Clear Horizon opens with another of Dorothy Richardson’s forty-some page chapters, in which external events vie for space with internal impressions (usually losing), then proceeds to race through ever-shorter chapters to end with a scant page and a half in Chapter 11.
Chapter 1
One of the longest chapters in Pilgrimage. At breakfast at Mrs. Bailey’s Miriam thinks about Lionel Chomley, a poet staying at the lodging house, then recalls writing to Hypo to tell him that she is pregnant. But she was more consumed about a visionary moment of “being up in the rejoicing sky,” an experience she later discussed with Amabel. She remembers receiving a telegram from Michael and her decision to introduce him to Amabel. Later, we return to the present and learn that Miriam is no longer pregnant (“her recently restored freedom”).
Chapter 2
Miriam and Amabel meet Hypo, who did not understand Miriam’s note and still thinks her pregnant. After Amabel leaves, they go to Donizetti’s where, after a long conversation, Miriam decides that her relationship with Hypo is “conclusively ended.”
Chapter 3
Miriam attends a Lycurgan meeting while Amabel takes part in a Suffragist march. Miriam recalls Amabel’s experiences with the Lycurgans and an Easter church service she attended as a teen. Miriam meets Amabel at Mrs.

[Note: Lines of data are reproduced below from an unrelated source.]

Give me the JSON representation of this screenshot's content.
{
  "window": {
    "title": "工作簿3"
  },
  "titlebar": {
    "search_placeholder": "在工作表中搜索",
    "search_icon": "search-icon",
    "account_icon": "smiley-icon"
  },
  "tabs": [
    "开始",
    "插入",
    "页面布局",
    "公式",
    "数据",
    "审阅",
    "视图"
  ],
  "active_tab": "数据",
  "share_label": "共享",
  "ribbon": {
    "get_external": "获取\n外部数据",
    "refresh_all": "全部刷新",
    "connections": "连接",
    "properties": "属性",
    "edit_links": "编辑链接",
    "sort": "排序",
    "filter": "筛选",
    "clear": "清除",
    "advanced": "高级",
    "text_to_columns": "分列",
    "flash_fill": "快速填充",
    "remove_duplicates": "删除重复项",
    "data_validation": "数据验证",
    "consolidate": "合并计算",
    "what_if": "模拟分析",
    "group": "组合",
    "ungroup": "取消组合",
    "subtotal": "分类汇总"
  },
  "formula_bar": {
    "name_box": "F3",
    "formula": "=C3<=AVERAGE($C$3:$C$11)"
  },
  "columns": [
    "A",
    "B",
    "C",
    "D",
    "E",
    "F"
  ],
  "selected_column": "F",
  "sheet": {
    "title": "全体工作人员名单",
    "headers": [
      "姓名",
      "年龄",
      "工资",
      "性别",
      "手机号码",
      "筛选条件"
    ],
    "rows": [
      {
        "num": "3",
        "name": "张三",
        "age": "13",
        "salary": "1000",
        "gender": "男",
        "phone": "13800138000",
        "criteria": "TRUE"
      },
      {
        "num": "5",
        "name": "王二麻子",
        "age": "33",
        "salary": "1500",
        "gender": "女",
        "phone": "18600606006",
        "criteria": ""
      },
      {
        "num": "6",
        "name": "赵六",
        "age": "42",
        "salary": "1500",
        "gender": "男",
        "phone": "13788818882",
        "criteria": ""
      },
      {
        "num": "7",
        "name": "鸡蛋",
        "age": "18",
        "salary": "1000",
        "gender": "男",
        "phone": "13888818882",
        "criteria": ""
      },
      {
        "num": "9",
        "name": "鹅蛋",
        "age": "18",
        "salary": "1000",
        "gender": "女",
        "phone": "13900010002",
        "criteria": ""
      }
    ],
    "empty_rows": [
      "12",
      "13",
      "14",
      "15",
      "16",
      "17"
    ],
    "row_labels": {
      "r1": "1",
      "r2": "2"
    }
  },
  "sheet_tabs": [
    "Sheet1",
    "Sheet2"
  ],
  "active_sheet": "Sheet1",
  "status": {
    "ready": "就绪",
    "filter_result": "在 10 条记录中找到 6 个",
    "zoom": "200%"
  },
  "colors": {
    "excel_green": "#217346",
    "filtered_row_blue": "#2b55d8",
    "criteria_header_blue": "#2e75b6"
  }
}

Bailey’s and learns that she was arrested at the march.
Chapter 4
Miriam reflects on her views on writing and finishes a review.
Chapter 5
Miriam visits Amabel in prison and hears of Amabel’s campaign against “the inhumanity of the wardress.”
Chapter 6
Miriam receives a note from Hypo that she sends back in irritation. She thinks of Amabel, now released from prison and recovering at her family’s home.
Chapter 7
Miriam meets with Dr Densley, who is going to perform an operation on her sister Sarah. Densley advises Miriam herself to take a long rest.
Chapter 8
Miriam stops at the dental practice on Wimpole Street and recalls some of the people she worked with there.
Chapter 9
Miriam visits Sarah, who is recuperating from her surgery. She meets Nan and Estelle Babington, two acquaintances from her youth.
Chapter 10
Visiting the Wilsons’, Miriam is advised by Hypo to write a “dental novel” while she is taking time off.
Chapter 11
After her stay with the Wilsons, Miriam goes to Wimpole Street for the last time, having been replaced by a new secretary, and says farewell to Mr Hancock.